ホテルのマイクロバスが来た道を戻る途中、運転手さんは、橋を渡ったところで車は左に行くしかないけれど、右に曲がって細い階段を登るとホテルのすぐそばに行ける、近いけれど結構急なところを上がらなくてはならないと教えてくれた。車の通るだらだらした坂を登るのとおっつかっつだ。
タクシーに乗ってしまえばホテルは本当にすぐそこで、14時30分くらいに到着した。
預けた荷物のうち、温泉で使うものをまとめたボストンバッグだけ一旦返してもらい、フロントで立ち寄り湯をお願いし(宿泊者は1人500円でバスタオルも貸してもらえた。浴用タオルは脱衣場に用意してある。)、八方バスターミナルから長野駅に行く特急バスの発車時刻が16時10分であることを確認してそれに間に合うようバスターミナルまでの送りをお願いする。15時50分くらいに出ますというお答えをもらって、大浴場に向かった。
連泊している方もこの時間は出かけているかお部屋でゆっくりしているのだろう。
案の定、貸切状態だった。贅沢である。
髪も洗ってさっぱりし、露天風呂で手足を伸ばし、特にふくらはぎをマッサージする。涼しい風が吹いているし、お天気もいいし、極楽である。
でも、残念ながら長く入っていることはできない。すぐ暑くなってしまう。
身支度を調え、ミラコロも出してもらって荷物を整理する。ボストンバッグに軽いものを詰め、重いものはミラコロに詰め込む。
ホテルのお土産物屋さんで売っていたジュース(母はりんごで私は桃)を買ってきて、ロビーで一気飲みする。
ロビーのソファで寛いでいたら、「お車のご用意ができました。」と15時30分ころに声がかかった。
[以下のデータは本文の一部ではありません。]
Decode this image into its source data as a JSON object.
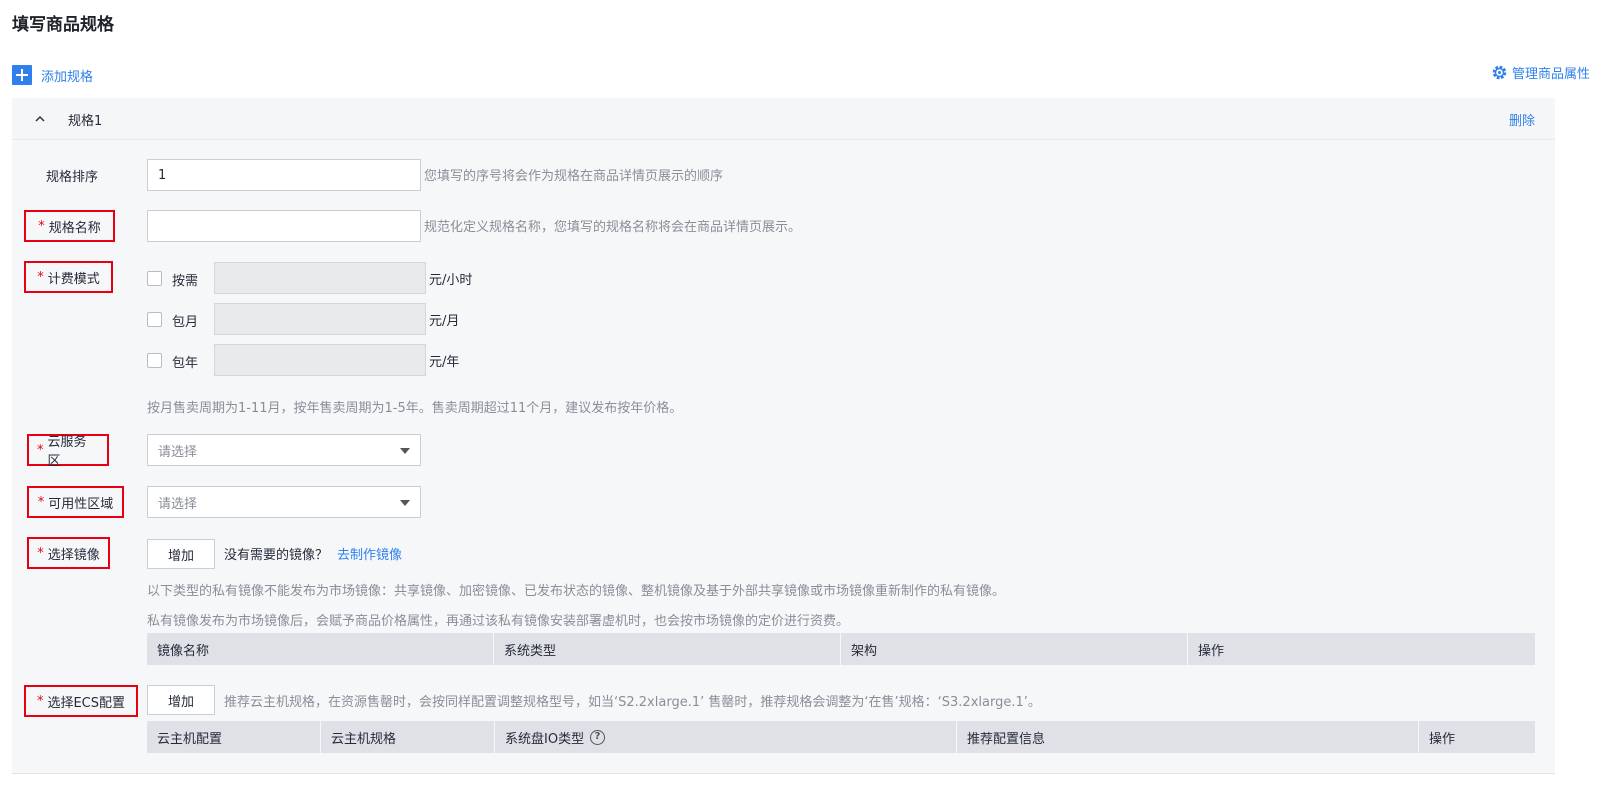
{
  "page": {
    "title": "填写商品规格"
  },
  "toolbar": {
    "add_spec_label": "添加规格",
    "manage_attr_label": "管理商品属性"
  },
  "panel": {
    "title": "规格1",
    "delete_label": "删除",
    "sort": {
      "label": "规格排序",
      "value": "1",
      "hint": "您填写的序号将会作为规格在商品详情页展示的顺序"
    },
    "name": {
      "label": "规格名称",
      "value": "",
      "hint": "规范化定义规格名称，您填写的规格名称将会在商品详情页展示。"
    },
    "billing": {
      "label": "计费模式",
      "options": [
        {
          "label": "按需",
          "unit": "元/小时",
          "checked": false
        },
        {
          "label": "包月",
          "unit": "元/月",
          "checked": false
        },
        {
          "label": "包年",
          "unit": "元/年",
          "checked": false
        }
      ],
      "hint": "按月售卖周期为1-11月，按年售卖周期为1-5年。售卖周期超过11个月，建议发布按年价格。"
    },
    "region": {
      "label": "云服务区",
      "placeholder": "请选择"
    },
    "az": {
      "label": "可用性区域",
      "placeholder": "请选择"
    },
    "image": {
      "label": "选择镜像",
      "add_label": "增加",
      "no_image_text": "没有需要的镜像？",
      "make_image_link": "去制作镜像",
      "note1": "以下类型的私有镜像不能发布为市场镜像：共享镜像、加密镜像、已发布状态的镜像、整机镜像及基于外部共享镜像或市场镜像重新制作的私有镜像。",
      "note2": "私有镜像发布为市场镜像后，会赋予商品价格属性，再通过该私有镜像安装部署虚机时，也会按市场镜像的定价进行资费。",
      "columns": [
        "镜像名称",
        "系统类型",
        "架构",
        "操作"
      ]
    },
    "ecs": {
      "label": "选择ECS配置",
      "add_label": "增加",
      "hint": "推荐云主机规格，在资源售罄时，会按同样配置调整规格型号，如当‘S2.2xlarge.1’ 售罄时，推荐规格会调整为‘在售’规格：‘S3.2xlarge.1’。",
      "columns": [
        "云主机配置",
        "云主机规格",
        "系统盘IO类型",
        "推荐配置信息",
        "操作"
      ]
    }
  },
  "colors": {
    "accent": "#2f80ed",
    "required": "#e60012"
  }
}
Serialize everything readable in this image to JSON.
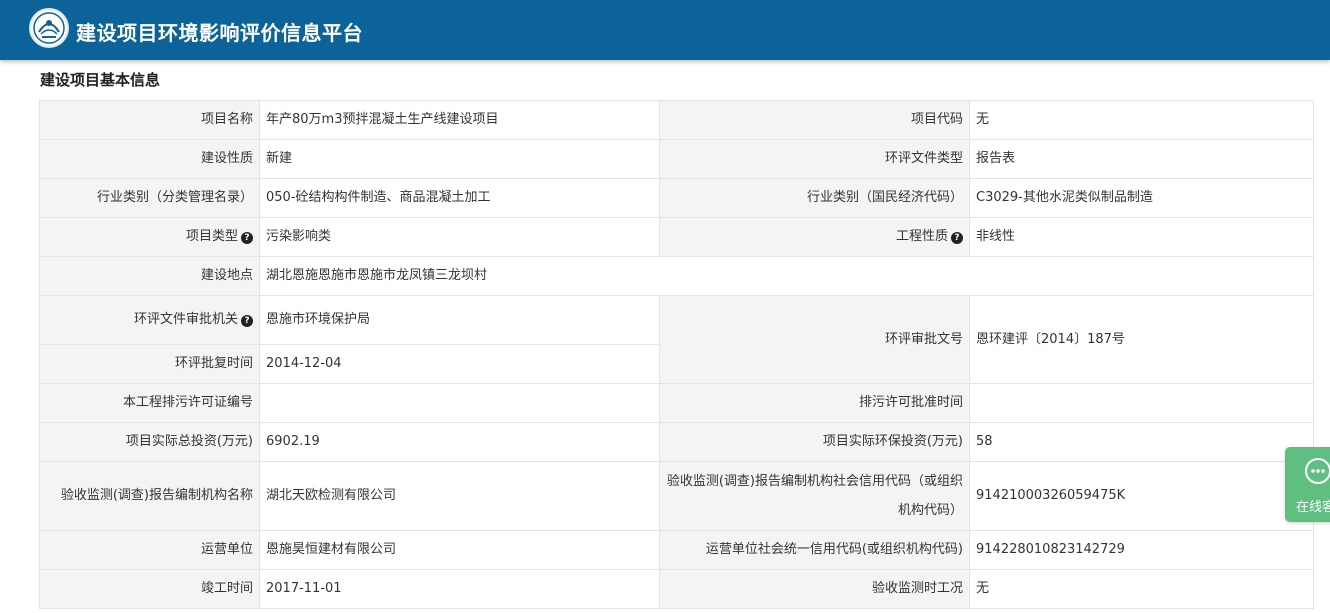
{
  "header": {
    "title": "建设项目环境影响评价信息平台"
  },
  "section": {
    "title": "建设项目基本信息"
  },
  "fields": {
    "project_name": {
      "label": "项目名称",
      "value": "年产80万m3预拌混凝土生产线建设项目"
    },
    "project_code": {
      "label": "项目代码",
      "value": "无"
    },
    "construction_nature": {
      "label": "建设性质",
      "value": "新建"
    },
    "eia_doc_type": {
      "label": "环评文件类型",
      "value": "报告表"
    },
    "industry_category_mgmt": {
      "label": "行业类别（分类管理名录）",
      "value": "050-砼结构构件制造、商品混凝土加工"
    },
    "industry_category_econ": {
      "label": "行业类别（国民经济代码）",
      "value": "C3029-其他水泥类似制品制造"
    },
    "project_type": {
      "label": "项目类型",
      "value": "污染影响类"
    },
    "engineering_nature": {
      "label": "工程性质",
      "value": "非线性"
    },
    "location": {
      "label": "建设地点",
      "value": "湖北恩施恩施市恩施市龙凤镇三龙坝村"
    },
    "approval_authority": {
      "label": "环评文件审批机关",
      "value": "恩施市环境保护局"
    },
    "approval_doc_no": {
      "label": "环评审批文号",
      "value": "恩环建评〔2014〕187号"
    },
    "approval_date": {
      "label": "环评批复时间",
      "value": "2014-12-04"
    },
    "discharge_permit_no": {
      "label": "本工程排污许可证编号",
      "value": ""
    },
    "discharge_permit_date": {
      "label": "排污许可批准时间",
      "value": ""
    },
    "total_investment": {
      "label": "项目实际总投资(万元)",
      "value": "6902.19"
    },
    "env_investment": {
      "label": "项目实际环保投资(万元)",
      "value": "58"
    },
    "monitor_org_name": {
      "label": "验收监测(调查)报告编制机构名称",
      "value": "湖北天欧检测有限公司"
    },
    "monitor_org_credit_code": {
      "label": "验收监测(调查)报告编制机构社会信用代码（或组织机构代码）",
      "value": "91421000326059475K"
    },
    "operator": {
      "label": "运营单位",
      "value": "恩施昊恒建材有限公司"
    },
    "operator_credit_code": {
      "label": "运营单位社会统一信用代码(或组织机构代码)",
      "value": "914228010823142729"
    },
    "completion_date": {
      "label": "竣工时间",
      "value": "2017-11-01"
    },
    "acceptance_condition": {
      "label": "验收监测时工况",
      "value": "无"
    }
  },
  "icons": {
    "help": "question-circle-icon",
    "chat": "chat-bubble-icon",
    "logo": "mee-emblem-icon"
  },
  "help_glyph": "?",
  "chat": {
    "label": "在线客服"
  },
  "colors": {
    "header_bg": "#0b6399",
    "label_bg": "#f4f4f4",
    "border": "#e4e4e4",
    "chat_bg": "#5fbf80"
  }
}
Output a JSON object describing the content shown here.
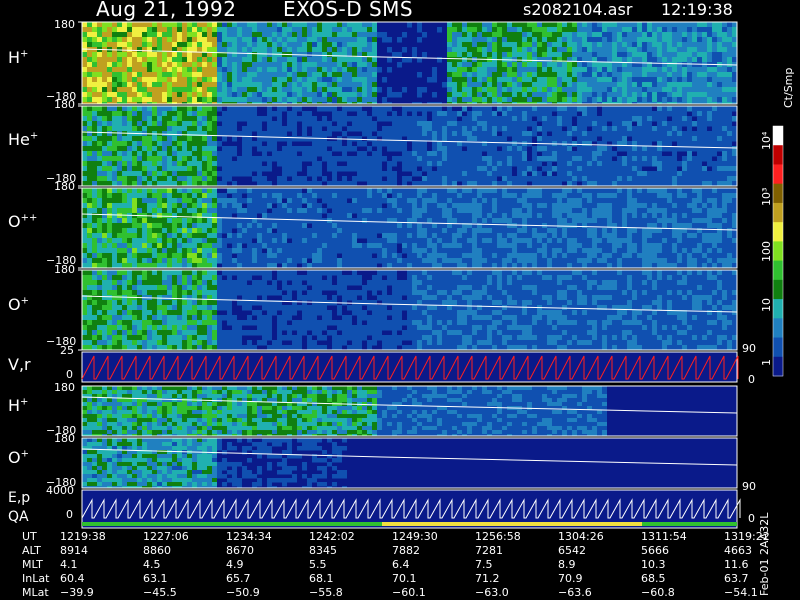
{
  "header": {
    "date": "Aug 21, 1992",
    "instrument": "EXOS-D SMS",
    "file": "s2082104.asr",
    "time": "12:19:38"
  },
  "colors": {
    "background": "#000000",
    "panel_base": "#0a1a8a",
    "trace": "#ffffff",
    "velocity_trace": "#ff2020",
    "qa_bar_good": "#30c030",
    "qa_bar_warn": "#f0e040"
  },
  "colorbar": {
    "unit": "Ct/Smp",
    "tick_labels": [
      "10⁴",
      "10³",
      "100",
      "10",
      "1"
    ],
    "colors": [
      "#ffffff",
      "#c00000",
      "#ff2020",
      "#806000",
      "#c0a020",
      "#f0f040",
      "#80e020",
      "#30c030",
      "#108010",
      "#20b0b0",
      "#2080c0",
      "#1050b0",
      "#0a1a8a"
    ]
  },
  "panels": [
    {
      "label": "H",
      "charge": "+",
      "ymax": "180",
      "ymin": "−180"
    },
    {
      "label": "He",
      "charge": "+",
      "ymax": "180",
      "ymin": "−180"
    },
    {
      "label": "O",
      "charge": "++",
      "ymax": "180",
      "ymin": "−180"
    },
    {
      "label": "O",
      "charge": "+",
      "ymax": "180",
      "ymin": "−180"
    },
    {
      "label": "V,r",
      "charge": "",
      "ymax": "25",
      "ymin": "0",
      "right_top": "90",
      "right_bottom": "0"
    },
    {
      "label": "H",
      "charge": "+",
      "ymax": "180",
      "ymin": "−180"
    },
    {
      "label": "O",
      "charge": "+",
      "ymax": "180",
      "ymin": "−180",
      "right_top": "90",
      "right_bottom": "0"
    },
    {
      "label": "E,p",
      "label2": "QA",
      "charge": "",
      "ymax": "4000",
      "ymin": "0",
      "right_bottom": "0"
    }
  ],
  "footer_side_text": "Feb-01  2AA32L",
  "chart_data": {
    "type": "table",
    "title": "Aug 21, 1992   EXOS-D SMS",
    "rows": [
      {
        "name": "UT",
        "values": [
          "1219:38",
          "1227:06",
          "1234:34",
          "1242:02",
          "1249:30",
          "1256:58",
          "1304:26",
          "1311:54",
          "1319:22"
        ]
      },
      {
        "name": "ALT",
        "values": [
          "8914",
          "8860",
          "8670",
          "8345",
          "7882",
          "7281",
          "6542",
          "5666",
          "4663"
        ]
      },
      {
        "name": "MLT",
        "values": [
          "4.1",
          "4.5",
          "4.9",
          "5.5",
          "6.4",
          "7.5",
          "8.9",
          "10.3",
          "11.6"
        ]
      },
      {
        "name": "InLat",
        "values": [
          "60.4",
          "63.1",
          "65.7",
          "68.1",
          "70.1",
          "71.2",
          "70.9",
          "68.5",
          "63.7"
        ]
      },
      {
        "name": "MLat",
        "values": [
          "−39.9",
          "−45.5",
          "−50.9",
          "−55.8",
          "−60.1",
          "−63.0",
          "−63.6",
          "−60.8",
          "−54.1"
        ]
      }
    ]
  }
}
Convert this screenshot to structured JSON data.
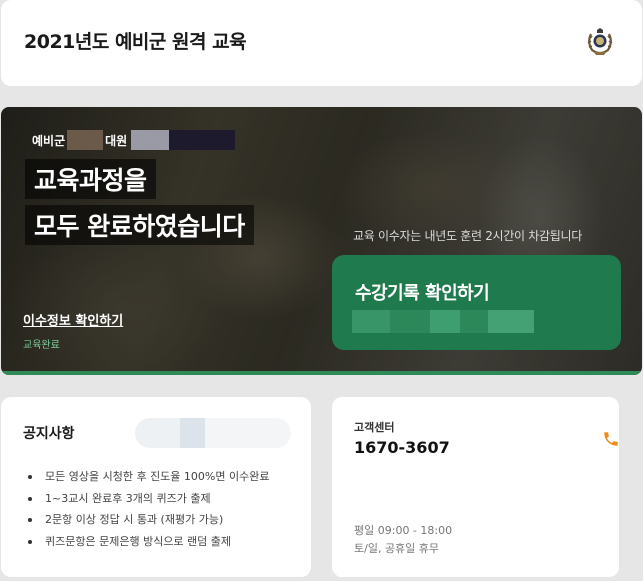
{
  "header": {
    "title": "2021년도 예비군 원격 교육",
    "emblem_icon": "reserve-forces-emblem-icon"
  },
  "hero": {
    "greeting_prefix": "예비군",
    "greeting_rank": "대원",
    "headline_line1": "교육과정을",
    "headline_line2": "모두 완료하였습니다",
    "note": "교육 이수자는 내년도 훈련 2시간이 차감됩니다",
    "history_button_label": "수강기록 확인하기",
    "completion_link": "이수정보 확인하기",
    "completion_status": "교육완료",
    "accent_color": "#1f7a4d"
  },
  "notice": {
    "title": "공지사항",
    "items": [
      "모든 영상을 시청한 후 진도율 100%면 이수완료",
      "1~3교시 완료후 3개의 퀴즈가 출제",
      "2문항 이상 정답 시 통과 (재평가 가능)",
      "퀴즈문항은 문제은행 방식으로 랜덤 출제"
    ]
  },
  "support": {
    "title": "고객센터",
    "phone": "1670-3607",
    "phone_icon": "phone-icon",
    "icon_color": "#f08a1c",
    "hours": "평일 09:00 - 18:00",
    "holiday": "토/일, 공휴일 휴무"
  }
}
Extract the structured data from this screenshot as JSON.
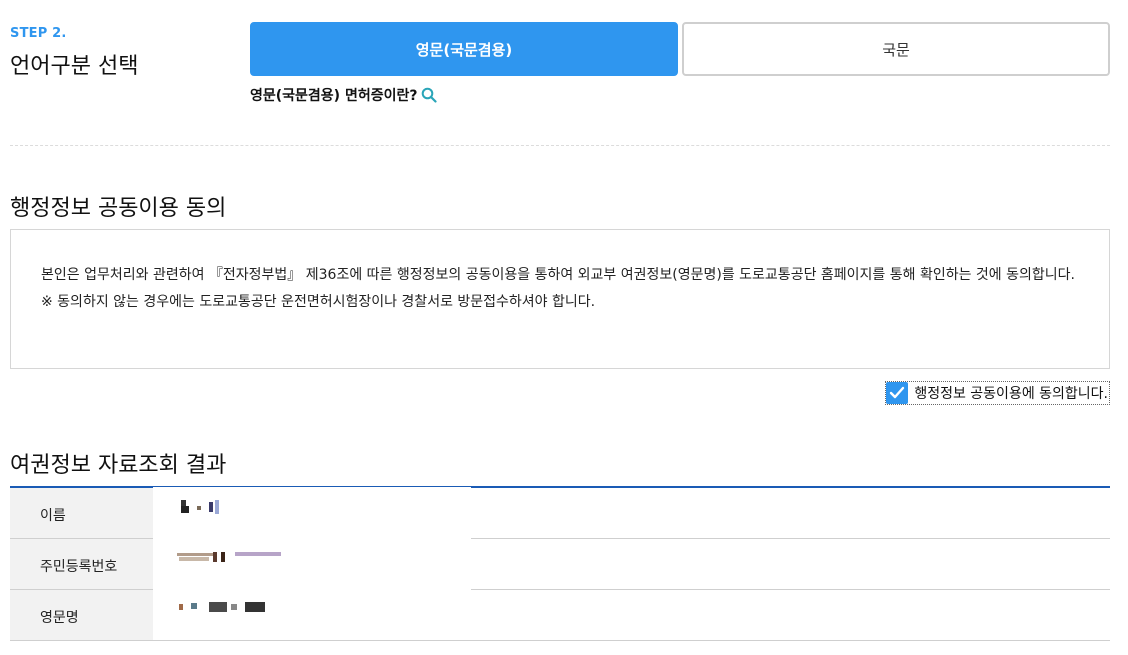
{
  "step": {
    "label": "STEP 2.",
    "title": "언어구분 선택"
  },
  "language_options": {
    "primary": "영문(국문겸용)",
    "secondary": "국문"
  },
  "help_link": {
    "text": "영문(국문겸용) 면허증이란?",
    "icon": "search-icon"
  },
  "consent": {
    "title": "행정정보 공동이용 동의",
    "paragraph_1": "본인은 업무처리와 관련하여 『전자정부법』 제36조에 따른 행정정보의 공동이용을 통하여 외교부 여권정보(영문명)를 도로교통공단 홈페이지를 통해 확인하는 것에 동의합니다.",
    "paragraph_2": "※ 동의하지 않는 경우에는 도로교통공단 운전면허시험장이나 경찰서로 방문접수하셔야 합니다.",
    "checkbox_label": "행정정보 공동이용에 동의합니다.",
    "checked": true
  },
  "result": {
    "title": "여권정보 자료조회 결과",
    "rows": [
      {
        "label": "이름"
      },
      {
        "label": "주민등록번호"
      },
      {
        "label": "영문명"
      }
    ]
  },
  "colors": {
    "accent": "#2f96ef",
    "table_border": "#1a5bb5",
    "header_bg": "#f2f2f2"
  }
}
やけに早いなと思ったら、どうやらバスターミナルにお迎えを待っているお客さんがいたようだ。
16時10分発の特急バスに乗って長野駅に向かった。
駅に着いてまず、指定の新幹線回数券を購入してあったので一番早い新幹線の指定席を押さえた。帰りの足を押さえてからお土産物屋さんを覗く。ちょうど駅ビルが工事中で、お店があまり開いていない。駅弁を売っているお店も見当たらない。新幹線の中で駅弁を食べて夕ごはんにしようという計画なのに、それでは困る。
お土産を少しだけ買い、新幹線の構内に入ってさらに駅弁を探すと売っていた。ただし、結構売れ行きがいいようで、あまりたくさんは残っていない。
信濃寺町弁当と和牛めし弁当を購入した。
信濃寺町弁当は、コマコマと色々なものが詰め込まれているように見えたので母好みだろうと思って選んだ。実際は、開けてみるとごはんものが多く、かなり食べ応えがあったらしい。
新幹線を降りてから家までの電車が意外と空いていたこともあって、21時前に帰宅できた。